Thus the inverse function $g \colon (c, d) \to (a, b)$ is continuous whenever $f^\prime(x) > 0$ for all $x \in (a, b)$.
Now let $y_0 \in (c, d)$. Then there is a unique point $x_0 \in (a, b)$ such that $y_0 = f\left( x_0 \right)$, which implies that $g \left( y_0 \right) = x_0$.
Since $g$ is continuous at $y_0$, so $$ \lim_{y \to y_0} g(y) = g\left( y_0 \right); $$ that is, $$\lim_{y \to y_0} x = x_0, \ \mbox{ where } \ x = g(y); $$ thus, as $y \to y_0$ in $(c, d)$, the point $x = g(y) \to x_0$ in $(a, b)$.
Now as $f^\prime\left( x_0 \right) \neq 0$, so we find that $$g^\prime \left( y_0 \right) = \lim_{y \to y_0 } \frac{ g(y) - g\left( y_0 \right) }{ y - y_0 } = \lim_{x \to x_0 } \frac{ x - x_0 }{ f(x) - f \left( x_0 \right) } = \lim_{x \to x_0 } \frac{ 1 }{ \frac{ f(x) - f\left( x_0 \right) }{ x - x_0 } } = \frac{1}{ f^\prime \left( x_0 \right) },$$ which shows that $g^\prime$ exists at each point $y_0 \in (c, d)$, and also that $$ g^\prime \left( y_0 \right) = \frac{1}{ f^\prime \left( x_0 \right) },$$ as required.
Have I finally managed to get this solution correct?

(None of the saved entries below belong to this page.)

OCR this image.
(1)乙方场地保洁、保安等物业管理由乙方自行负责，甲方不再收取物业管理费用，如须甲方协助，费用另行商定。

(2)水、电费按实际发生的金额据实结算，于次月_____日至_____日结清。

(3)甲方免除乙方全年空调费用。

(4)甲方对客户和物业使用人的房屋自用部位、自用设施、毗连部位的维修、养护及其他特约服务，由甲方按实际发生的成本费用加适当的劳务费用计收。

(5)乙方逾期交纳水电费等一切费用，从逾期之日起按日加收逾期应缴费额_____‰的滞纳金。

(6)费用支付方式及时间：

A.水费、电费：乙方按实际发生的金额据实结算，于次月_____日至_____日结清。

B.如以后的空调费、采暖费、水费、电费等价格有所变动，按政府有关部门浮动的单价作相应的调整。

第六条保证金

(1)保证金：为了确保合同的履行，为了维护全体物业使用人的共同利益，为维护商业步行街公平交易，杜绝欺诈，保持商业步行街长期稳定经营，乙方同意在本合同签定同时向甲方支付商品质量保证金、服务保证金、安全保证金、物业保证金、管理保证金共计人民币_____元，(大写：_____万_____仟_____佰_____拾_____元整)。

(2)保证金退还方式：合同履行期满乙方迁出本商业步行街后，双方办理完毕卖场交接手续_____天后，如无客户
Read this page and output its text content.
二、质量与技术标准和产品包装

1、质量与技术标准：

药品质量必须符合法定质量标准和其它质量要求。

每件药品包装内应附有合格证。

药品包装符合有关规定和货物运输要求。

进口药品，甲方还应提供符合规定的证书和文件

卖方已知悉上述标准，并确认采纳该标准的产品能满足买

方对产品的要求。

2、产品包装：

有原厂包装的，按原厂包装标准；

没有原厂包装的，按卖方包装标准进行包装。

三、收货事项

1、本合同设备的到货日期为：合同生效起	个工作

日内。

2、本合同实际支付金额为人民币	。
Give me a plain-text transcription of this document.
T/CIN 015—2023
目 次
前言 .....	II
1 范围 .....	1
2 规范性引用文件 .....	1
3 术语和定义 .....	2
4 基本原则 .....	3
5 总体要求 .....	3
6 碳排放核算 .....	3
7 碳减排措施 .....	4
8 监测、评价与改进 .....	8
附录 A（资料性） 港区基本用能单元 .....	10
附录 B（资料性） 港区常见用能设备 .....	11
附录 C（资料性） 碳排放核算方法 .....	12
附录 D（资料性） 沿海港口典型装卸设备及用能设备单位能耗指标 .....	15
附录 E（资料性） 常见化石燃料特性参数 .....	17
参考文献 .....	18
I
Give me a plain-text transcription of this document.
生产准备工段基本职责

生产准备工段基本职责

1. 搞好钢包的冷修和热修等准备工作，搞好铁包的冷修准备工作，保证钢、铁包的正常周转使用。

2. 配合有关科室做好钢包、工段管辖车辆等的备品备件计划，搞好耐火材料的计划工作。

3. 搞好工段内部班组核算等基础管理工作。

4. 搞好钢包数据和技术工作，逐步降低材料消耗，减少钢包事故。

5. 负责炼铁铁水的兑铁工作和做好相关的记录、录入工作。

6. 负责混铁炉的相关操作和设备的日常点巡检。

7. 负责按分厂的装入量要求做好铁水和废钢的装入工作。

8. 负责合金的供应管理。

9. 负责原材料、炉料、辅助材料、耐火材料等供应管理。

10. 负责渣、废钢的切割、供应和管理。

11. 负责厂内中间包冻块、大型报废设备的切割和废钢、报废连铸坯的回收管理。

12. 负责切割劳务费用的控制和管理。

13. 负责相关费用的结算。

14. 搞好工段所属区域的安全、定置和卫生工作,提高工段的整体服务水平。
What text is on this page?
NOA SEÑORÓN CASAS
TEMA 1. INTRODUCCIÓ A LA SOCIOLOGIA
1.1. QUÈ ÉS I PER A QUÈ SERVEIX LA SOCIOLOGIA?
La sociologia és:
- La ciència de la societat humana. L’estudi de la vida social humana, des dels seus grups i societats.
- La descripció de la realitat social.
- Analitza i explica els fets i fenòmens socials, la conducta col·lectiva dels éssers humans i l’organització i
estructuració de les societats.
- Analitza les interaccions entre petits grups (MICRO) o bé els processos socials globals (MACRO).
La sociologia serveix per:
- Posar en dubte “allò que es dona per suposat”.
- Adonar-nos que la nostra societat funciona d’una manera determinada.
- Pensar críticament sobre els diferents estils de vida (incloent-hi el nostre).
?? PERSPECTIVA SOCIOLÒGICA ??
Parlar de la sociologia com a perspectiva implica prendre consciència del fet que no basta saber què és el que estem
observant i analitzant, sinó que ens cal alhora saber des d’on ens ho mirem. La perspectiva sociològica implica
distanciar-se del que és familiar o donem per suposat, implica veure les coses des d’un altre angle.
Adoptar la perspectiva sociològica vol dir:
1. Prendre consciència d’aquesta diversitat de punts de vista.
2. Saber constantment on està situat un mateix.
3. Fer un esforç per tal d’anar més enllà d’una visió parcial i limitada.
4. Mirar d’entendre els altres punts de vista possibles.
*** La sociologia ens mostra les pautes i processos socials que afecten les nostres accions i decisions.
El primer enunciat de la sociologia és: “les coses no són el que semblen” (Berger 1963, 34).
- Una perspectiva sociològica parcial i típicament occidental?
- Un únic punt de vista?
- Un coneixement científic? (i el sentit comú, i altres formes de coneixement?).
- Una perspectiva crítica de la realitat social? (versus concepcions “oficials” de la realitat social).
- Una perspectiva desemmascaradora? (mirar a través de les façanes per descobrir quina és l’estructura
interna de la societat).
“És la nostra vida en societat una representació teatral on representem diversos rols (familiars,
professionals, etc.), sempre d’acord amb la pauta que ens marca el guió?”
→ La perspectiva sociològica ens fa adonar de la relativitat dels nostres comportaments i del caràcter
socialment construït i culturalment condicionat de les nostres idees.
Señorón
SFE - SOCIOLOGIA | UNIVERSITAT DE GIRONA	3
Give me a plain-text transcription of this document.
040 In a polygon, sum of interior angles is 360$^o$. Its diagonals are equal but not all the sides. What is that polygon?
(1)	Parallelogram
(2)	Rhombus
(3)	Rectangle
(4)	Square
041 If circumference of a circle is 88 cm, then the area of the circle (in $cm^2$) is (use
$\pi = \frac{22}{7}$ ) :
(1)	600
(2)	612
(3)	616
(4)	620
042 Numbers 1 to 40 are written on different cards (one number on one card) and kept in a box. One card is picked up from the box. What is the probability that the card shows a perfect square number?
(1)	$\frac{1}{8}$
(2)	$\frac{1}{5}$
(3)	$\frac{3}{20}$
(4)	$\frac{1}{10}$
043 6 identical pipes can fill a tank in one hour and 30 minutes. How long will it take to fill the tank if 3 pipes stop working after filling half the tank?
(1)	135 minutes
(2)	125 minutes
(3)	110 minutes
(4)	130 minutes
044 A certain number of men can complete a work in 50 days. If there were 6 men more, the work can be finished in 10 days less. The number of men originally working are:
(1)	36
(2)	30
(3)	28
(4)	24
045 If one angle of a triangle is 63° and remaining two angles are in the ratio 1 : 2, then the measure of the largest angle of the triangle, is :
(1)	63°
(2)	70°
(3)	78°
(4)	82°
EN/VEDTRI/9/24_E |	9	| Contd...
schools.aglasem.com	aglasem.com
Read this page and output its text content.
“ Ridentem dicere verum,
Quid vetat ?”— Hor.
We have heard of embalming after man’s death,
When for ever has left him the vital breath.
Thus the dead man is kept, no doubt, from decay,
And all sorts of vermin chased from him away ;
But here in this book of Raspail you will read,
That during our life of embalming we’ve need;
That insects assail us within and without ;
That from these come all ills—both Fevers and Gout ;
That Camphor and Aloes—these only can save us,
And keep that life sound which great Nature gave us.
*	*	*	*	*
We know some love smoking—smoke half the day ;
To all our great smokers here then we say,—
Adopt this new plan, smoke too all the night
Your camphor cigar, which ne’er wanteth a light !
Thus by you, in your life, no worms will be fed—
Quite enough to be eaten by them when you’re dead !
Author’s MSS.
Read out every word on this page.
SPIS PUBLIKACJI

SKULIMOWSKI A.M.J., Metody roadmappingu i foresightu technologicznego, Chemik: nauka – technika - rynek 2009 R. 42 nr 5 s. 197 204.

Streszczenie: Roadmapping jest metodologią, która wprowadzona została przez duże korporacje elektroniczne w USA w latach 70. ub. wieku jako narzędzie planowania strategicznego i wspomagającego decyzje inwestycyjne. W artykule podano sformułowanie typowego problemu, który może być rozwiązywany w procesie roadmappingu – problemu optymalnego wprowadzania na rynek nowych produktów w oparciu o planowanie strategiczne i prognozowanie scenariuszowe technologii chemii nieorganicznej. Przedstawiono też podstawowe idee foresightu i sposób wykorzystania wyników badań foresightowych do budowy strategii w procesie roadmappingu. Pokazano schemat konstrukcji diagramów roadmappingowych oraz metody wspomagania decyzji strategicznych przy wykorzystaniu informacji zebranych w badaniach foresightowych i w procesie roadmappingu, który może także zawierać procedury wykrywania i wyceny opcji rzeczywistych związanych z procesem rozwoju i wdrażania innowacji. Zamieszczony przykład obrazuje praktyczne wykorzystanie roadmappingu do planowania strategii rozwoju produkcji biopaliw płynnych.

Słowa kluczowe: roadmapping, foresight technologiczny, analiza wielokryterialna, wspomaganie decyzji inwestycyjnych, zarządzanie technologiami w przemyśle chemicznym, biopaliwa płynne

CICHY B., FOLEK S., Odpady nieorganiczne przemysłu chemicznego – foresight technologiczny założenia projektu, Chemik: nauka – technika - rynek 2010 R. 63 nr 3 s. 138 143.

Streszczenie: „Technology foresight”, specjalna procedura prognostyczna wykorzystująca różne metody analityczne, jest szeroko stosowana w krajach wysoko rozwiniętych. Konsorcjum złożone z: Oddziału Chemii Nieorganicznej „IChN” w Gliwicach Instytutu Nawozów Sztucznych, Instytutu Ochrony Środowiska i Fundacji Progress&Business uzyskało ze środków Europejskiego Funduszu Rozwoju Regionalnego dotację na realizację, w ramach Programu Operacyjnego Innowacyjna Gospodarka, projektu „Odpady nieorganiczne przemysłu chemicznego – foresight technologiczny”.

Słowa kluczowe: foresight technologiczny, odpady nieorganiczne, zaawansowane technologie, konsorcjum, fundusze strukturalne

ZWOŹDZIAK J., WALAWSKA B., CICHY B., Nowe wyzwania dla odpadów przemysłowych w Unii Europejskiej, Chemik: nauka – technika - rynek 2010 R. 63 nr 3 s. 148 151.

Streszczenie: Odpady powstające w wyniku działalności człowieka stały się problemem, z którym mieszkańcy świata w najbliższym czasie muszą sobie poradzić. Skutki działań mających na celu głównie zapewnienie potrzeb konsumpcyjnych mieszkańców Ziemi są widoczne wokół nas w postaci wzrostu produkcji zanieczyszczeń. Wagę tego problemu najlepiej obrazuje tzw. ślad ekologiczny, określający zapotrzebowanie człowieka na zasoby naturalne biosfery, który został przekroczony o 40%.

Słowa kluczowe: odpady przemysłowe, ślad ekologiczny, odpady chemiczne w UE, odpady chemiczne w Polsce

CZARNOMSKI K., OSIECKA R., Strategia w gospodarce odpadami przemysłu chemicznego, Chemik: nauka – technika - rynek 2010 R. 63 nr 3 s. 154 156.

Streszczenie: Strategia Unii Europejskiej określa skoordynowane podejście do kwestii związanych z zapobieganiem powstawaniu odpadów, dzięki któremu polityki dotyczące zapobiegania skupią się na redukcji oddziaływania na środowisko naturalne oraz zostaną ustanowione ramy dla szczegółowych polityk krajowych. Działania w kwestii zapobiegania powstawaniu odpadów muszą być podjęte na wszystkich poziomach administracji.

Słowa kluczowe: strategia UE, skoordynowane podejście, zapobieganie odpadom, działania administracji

Fix $y$ in the range of $f$. To show that $g'(y)$ exists we need to show that $$\lim_{h\to0}\frac{g(y+h)-g(y)}{h}$$ exists. For $h$ sufficiently small so that $y+h$ is still in the range of $f$, we can use the fact that $f$ is strictly increasing to obtain unique numbers $x_{y+h}$ and $x_y$ in the domain of $f$ such that $f(x_{y+h})=y+h$ and $f(x_y)=y$. The limit we need to show exists is now $$\lim_{h\to0}\frac{g(f(x_{y+h}))-g(f(x_y))}{h},$$ or since $g$ is the inverse of $f$, $$\lim_{h\to0}\frac{x_{y+h}-x_y}{h}$$ needs to be shown to exist. Write $$\frac{x_{y+h}-x_y}{h}=\frac{x_{y+h}-x_y}{f(x_{y+h})-f(x_y)}\frac{f(x_{y+h})-f(x_y)}{h}.$$ The right hand side is a product whose individual limits exist and are equal to $1/f'(x_y)$ and $1$ respectively. Therefore $$\lim_{h\to0}\frac{x_{y+h}-x_y}{h}=\frac{1}{f'(x_y)}.$$